Althea Development Update #50: Putting out fires in production

Last update we created a ‘stable’ release channel and rolled out our latest and greatest to the 7 devices we had in production.

Last update we created a ‘stable’ release channel and rolled out our latest and greatest to the 7 devices we had in production.

By production I mean on real radios and in other people’s homes as a source of internet access. Despite performing admirably in testing everything, of course, immediately started crashing.

Earlier this week we managed to clean up all the race conditions that might cause odd crashes, reduce spam routes that leaked in form exits, and generally polish off a lot of rough edges. That’s all in Alpha 4

But we still had a problem.

Once the crashes where out of the way it became clear that radio performance had tanked. Your first instinct may be ‘well the new software doesn’t perform well’ that’s what we thought too.

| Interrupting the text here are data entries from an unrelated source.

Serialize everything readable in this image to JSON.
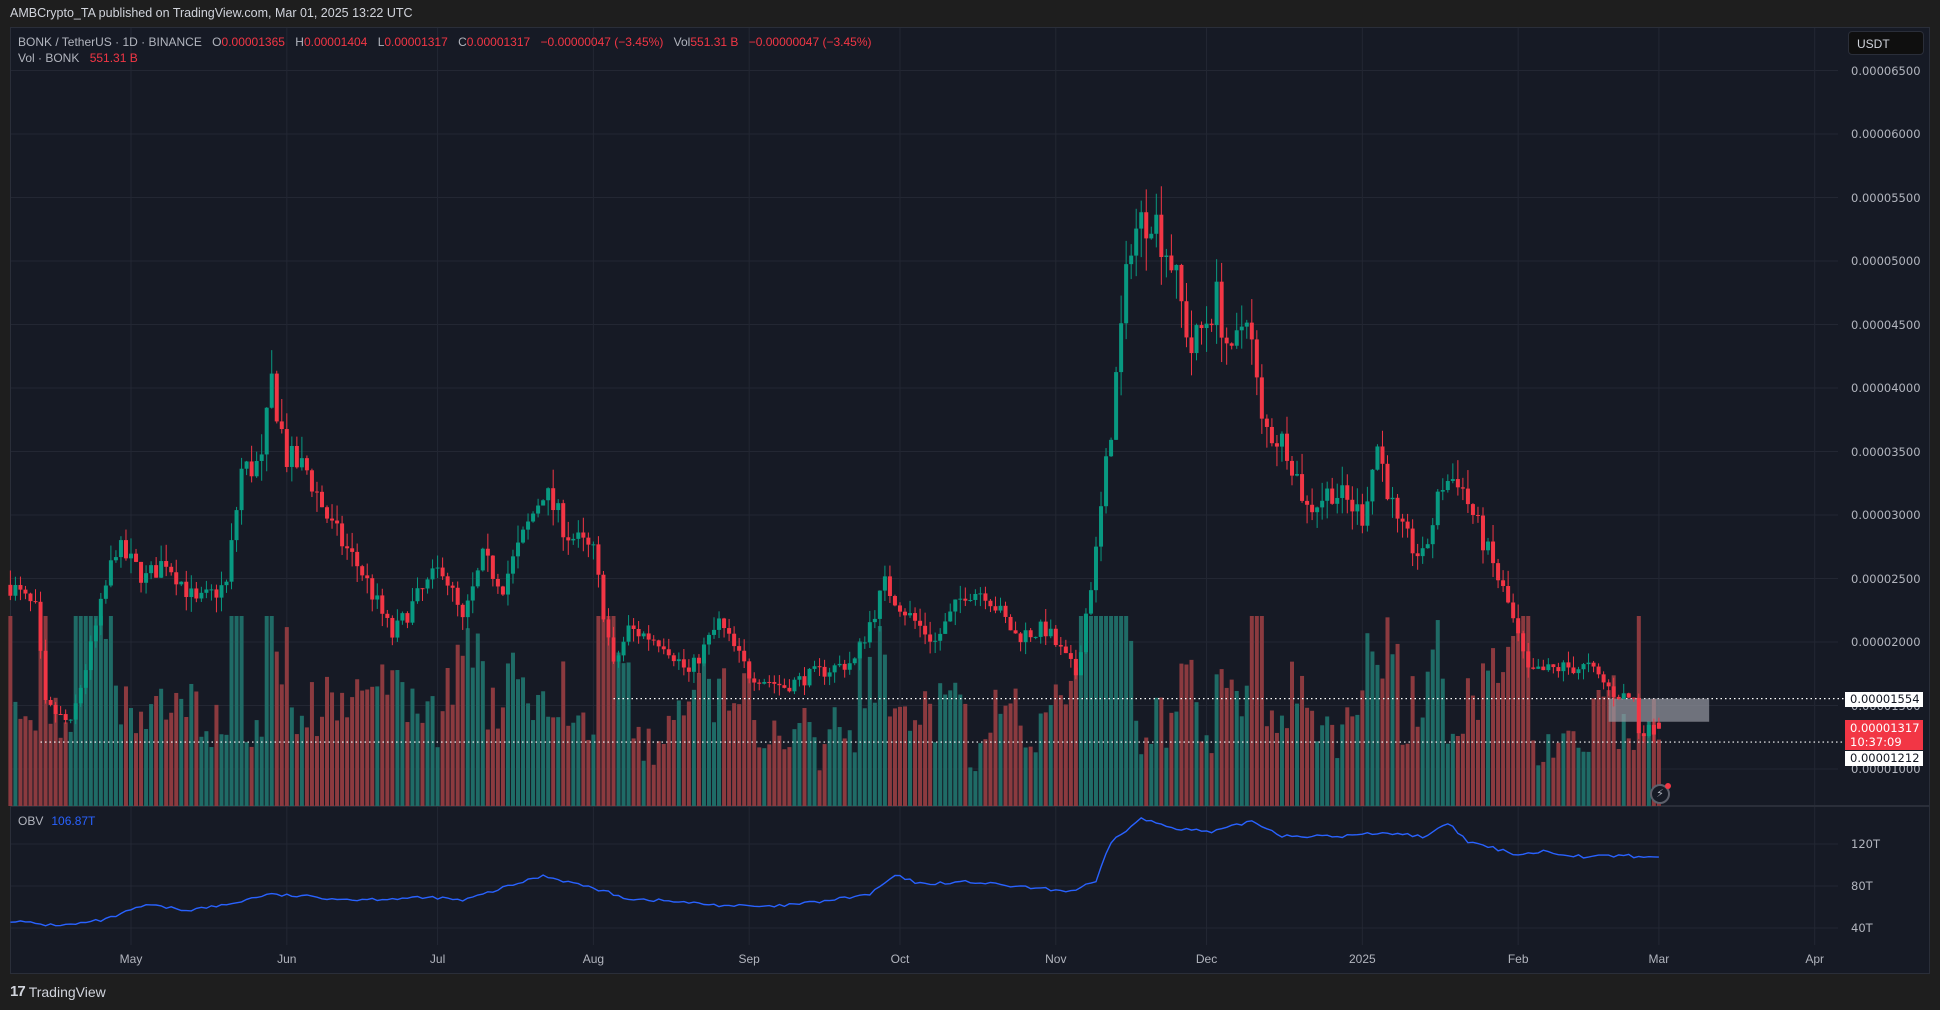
{
  "publisher": "AMBCrypto_TA published on TradingView.com, Mar 01, 2025 13:22 UTC",
  "legend": {
    "symbol": "BONK / TetherUS · 1D · BINANCE",
    "open_label": "O",
    "open": "0.00001365",
    "high_label": "H",
    "high": "0.00001404",
    "low_label": "L",
    "low": "0.00001317",
    "close_label": "C",
    "close": "0.00001317",
    "change": "−0.00000047 (−3.45%)",
    "vol_label": "Vol",
    "vol": "551.31 B",
    "vol_change": "−0.00000047 (−3.45%)",
    "vol_indicator": "Vol · BONK",
    "vol_indicator_value": "551.31 B"
  },
  "obv": {
    "label": "OBV",
    "value": "106.87T",
    "color": "#2962ff"
  },
  "currency_button": "USDT",
  "price_axis": [
    "0.00006500",
    "0.00006000",
    "0.00005500",
    "0.00005000",
    "0.00004500",
    "0.00004000",
    "0.00003500",
    "0.00003000",
    "0.00002500",
    "0.00002000",
    "0.00001500",
    "0.00001000"
  ],
  "obv_axis": [
    "120T",
    "80T",
    "40T"
  ],
  "price_tags": {
    "resistance": "0.00001554",
    "last_price": "0.00001317",
    "countdown": "10:37:09",
    "support": "0.00001212"
  },
  "time_axis": [
    "May",
    "Jun",
    "Jul",
    "Aug",
    "Sep",
    "Oct",
    "Nov",
    "Dec",
    "2025",
    "Feb",
    "Mar",
    "Apr"
  ],
  "footer": {
    "logo_text": "TradingView"
  },
  "colors": {
    "up": "#089981",
    "down": "#f23645",
    "vol_up": "#1f6b66",
    "vol_down": "#8b3a3f",
    "obv": "#2962ff",
    "background": "#161a25",
    "grid": "#232733"
  },
  "chart_data": {
    "type": "candlestick",
    "title": "BONK / TetherUS · 1D · BINANCE",
    "xlabel": "",
    "ylabel": "USDT",
    "ylim": [
      7.5e-06,
      6.65e-05
    ],
    "x_range": [
      "2024-04-07",
      "2025-04-10"
    ],
    "grid": true,
    "price_waypoints": [
      [
        "2024-04-07",
        2.45e-05
      ],
      [
        "2024-04-12",
        2.25e-05
      ],
      [
        "2024-04-14",
        1.5e-05
      ],
      [
        "2024-04-19",
        1.35e-05
      ],
      [
        "2024-04-23",
        1.95e-05
      ],
      [
        "2024-04-28",
        2.75e-05
      ],
      [
        "2024-05-04",
        2.5e-05
      ],
      [
        "2024-05-08",
        2.65e-05
      ],
      [
        "2024-05-14",
        2.3e-05
      ],
      [
        "2024-05-20",
        2.45e-05
      ],
      [
        "2024-05-23",
        3.35e-05
      ],
      [
        "2024-05-27",
        3.4e-05
      ],
      [
        "2024-05-29",
        4.05e-05
      ],
      [
        "2024-06-01",
        3.45e-05
      ],
      [
        "2024-06-05",
        3.35e-05
      ],
      [
        "2024-06-10",
        2.9e-05
      ],
      [
        "2024-06-16",
        2.55e-05
      ],
      [
        "2024-06-22",
        2.05e-05
      ],
      [
        "2024-06-27",
        2.35e-05
      ],
      [
        "2024-07-02",
        2.6e-05
      ],
      [
        "2024-07-06",
        2.15e-05
      ],
      [
        "2024-07-10",
        2.65e-05
      ],
      [
        "2024-07-14",
        2.45e-05
      ],
      [
        "2024-07-22",
        3.2e-05
      ],
      [
        "2024-07-27",
        2.85e-05
      ],
      [
        "2024-08-01",
        2.7e-05
      ],
      [
        "2024-08-05",
        1.8e-05
      ],
      [
        "2024-08-08",
        2.1e-05
      ],
      [
        "2024-08-15",
        2e-05
      ],
      [
        "2024-08-20",
        1.75e-05
      ],
      [
        "2024-08-26",
        2.15e-05
      ],
      [
        "2024-09-01",
        1.75e-05
      ],
      [
        "2024-09-08",
        1.65e-05
      ],
      [
        "2024-09-14",
        1.75e-05
      ],
      [
        "2024-09-22",
        1.85e-05
      ],
      [
        "2024-09-28",
        2.45e-05
      ],
      [
        "2024-10-03",
        2.2e-05
      ],
      [
        "2024-10-08",
        2e-05
      ],
      [
        "2024-10-14",
        2.4e-05
      ],
      [
        "2024-10-18",
        2.4e-05
      ],
      [
        "2024-10-24",
        2.05e-05
      ],
      [
        "2024-10-30",
        2.1e-05
      ],
      [
        "2024-11-05",
        1.75e-05
      ],
      [
        "2024-11-09",
        2.7e-05
      ],
      [
        "2024-11-12",
        3.7e-05
      ],
      [
        "2024-11-16",
        5.2e-05
      ],
      [
        "2024-11-20",
        5.4e-05
      ],
      [
        "2024-11-24",
        5e-05
      ],
      [
        "2024-11-28",
        4.3e-05
      ],
      [
        "2024-12-03",
        4.7e-05
      ],
      [
        "2024-12-06",
        4.2e-05
      ],
      [
        "2024-12-09",
        4.65e-05
      ],
      [
        "2024-12-12",
        3.7e-05
      ],
      [
        "2024-12-17",
        3.55e-05
      ],
      [
        "2024-12-21",
        3.05e-05
      ],
      [
        "2024-12-26",
        3.2e-05
      ],
      [
        "2025-01-01",
        3e-05
      ],
      [
        "2025-01-04",
        3.55e-05
      ],
      [
        "2025-01-08",
        2.9e-05
      ],
      [
        "2025-01-13",
        2.65e-05
      ],
      [
        "2025-01-17",
        3.25e-05
      ],
      [
        "2025-01-20",
        3.3e-05
      ],
      [
        "2025-01-24",
        2.9e-05
      ],
      [
        "2025-01-30",
        2.3e-05
      ],
      [
        "2025-02-03",
        1.75e-05
      ],
      [
        "2025-02-10",
        1.8e-05
      ],
      [
        "2025-02-15",
        1.8e-05
      ],
      [
        "2025-02-20",
        1.6e-05
      ],
      [
        "2025-02-24",
        1.55e-05
      ],
      [
        "2025-02-25",
        1.3e-05
      ],
      [
        "2025-03-01",
        1.317e-05
      ]
    ],
    "current_candle": {
      "date": "2025-03-01",
      "open": 1.365e-05,
      "high": 1.404e-05,
      "low": 1.317e-05,
      "close": 1.317e-05,
      "volume": "551.31B"
    },
    "horizontal_lines": [
      {
        "price": 1.554e-05,
        "from": "2024-08-05",
        "style": "dotted"
      },
      {
        "price": 1.212e-05,
        "from": "2024-04-13",
        "style": "dotted"
      }
    ],
    "zone": {
      "from": "2025-02-19",
      "to": "2025-03-11",
      "top": 1.554e-05,
      "bottom": 1.372e-05,
      "color": "#9598a1"
    },
    "obv_series": {
      "name": "OBV",
      "unit": "T",
      "waypoints": [
        [
          "2024-04-07",
          47
        ],
        [
          "2024-04-14",
          43
        ],
        [
          "2024-04-19",
          43
        ],
        [
          "2024-04-26",
          48
        ],
        [
          "2024-05-04",
          62
        ],
        [
          "2024-05-12",
          57
        ],
        [
          "2024-05-20",
          62
        ],
        [
          "2024-05-28",
          72
        ],
        [
          "2024-06-05",
          70
        ],
        [
          "2024-06-14",
          67
        ],
        [
          "2024-06-22",
          68
        ],
        [
          "2024-07-01",
          69
        ],
        [
          "2024-07-06",
          66
        ],
        [
          "2024-07-12",
          75
        ],
        [
          "2024-07-22",
          90
        ],
        [
          "2024-08-01",
          78
        ],
        [
          "2024-08-08",
          68
        ],
        [
          "2024-08-15",
          66
        ],
        [
          "2024-08-25",
          62
        ],
        [
          "2024-09-05",
          60
        ],
        [
          "2024-09-15",
          65
        ],
        [
          "2024-09-25",
          72
        ],
        [
          "2024-09-30",
          90
        ],
        [
          "2024-10-05",
          82
        ],
        [
          "2024-10-15",
          84
        ],
        [
          "2024-10-25",
          79
        ],
        [
          "2024-11-04",
          75
        ],
        [
          "2024-11-09",
          84
        ],
        [
          "2024-11-12",
          122
        ],
        [
          "2024-11-18",
          144
        ],
        [
          "2024-11-24",
          136
        ],
        [
          "2024-12-02",
          131
        ],
        [
          "2024-12-10",
          142
        ],
        [
          "2024-12-16",
          128
        ],
        [
          "2024-12-27",
          127
        ],
        [
          "2025-01-05",
          131
        ],
        [
          "2025-01-14",
          127
        ],
        [
          "2025-01-18",
          140
        ],
        [
          "2025-01-22",
          122
        ],
        [
          "2025-02-01",
          110
        ],
        [
          "2025-02-06",
          113
        ],
        [
          "2025-02-14",
          108
        ],
        [
          "2025-02-22",
          109
        ],
        [
          "2025-03-01",
          106.87
        ]
      ],
      "ylim": [
        15,
        155
      ]
    }
  }
}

TCP dump of dup acks trying to resolve out of order packets

But after a series of performance tests we where able to determine that the performance drop can be attributed directly to the traffic over the radios themselves.

It seems that when you send a ipv6 peer discovery packet on some Ubiquiti firmwares it causes a sudden and dramatic drop in throughput and dramatic latency spikes, even reordering of packets. Which does not a happy TCP session make. Definitely the sort of issue you only find in production.

We’re still working on if the solution to this is re-factoring our neighbor discovery protocol to be more restricted or if just updating the firmware on all radios involved is sufficient.

Speaking of those performance tests, we gathered some very interesting data. It seems our current software is mostly memory bound in terms of networking speed. On embedded devices like routers this means you want a lot of cores, the more or higher frequency the better, to handle all the copying. On more advanced platforms like x86 the clockspeed advantage goes away since there is dedicated hardware for memory copying and it simply becomes a memory frequency war.

As a summary a $15 router gets you 20mbps of encrypted throughput, $60 gets you 45mbps and $160 gets 300mbps. I couldn’t really test the throughput of anything faster than with the confidence I would like. I’m satisfied that we’ve reached a decent price to performance ratio now that we’ve got our general network structure finalized.

Deborah is busy on outreach, working on building an Althea community in Portland over the next couple of months.

They met up this weekend for a flashing party, playing around with our latest release and planning a network.

Coming up in the next couple of weeks is Alpha 5, which will include some new features in addition to more bugfixes. As well as an AMA hosted on Reddit’s mesh networking community, this coming Sunday the 17th.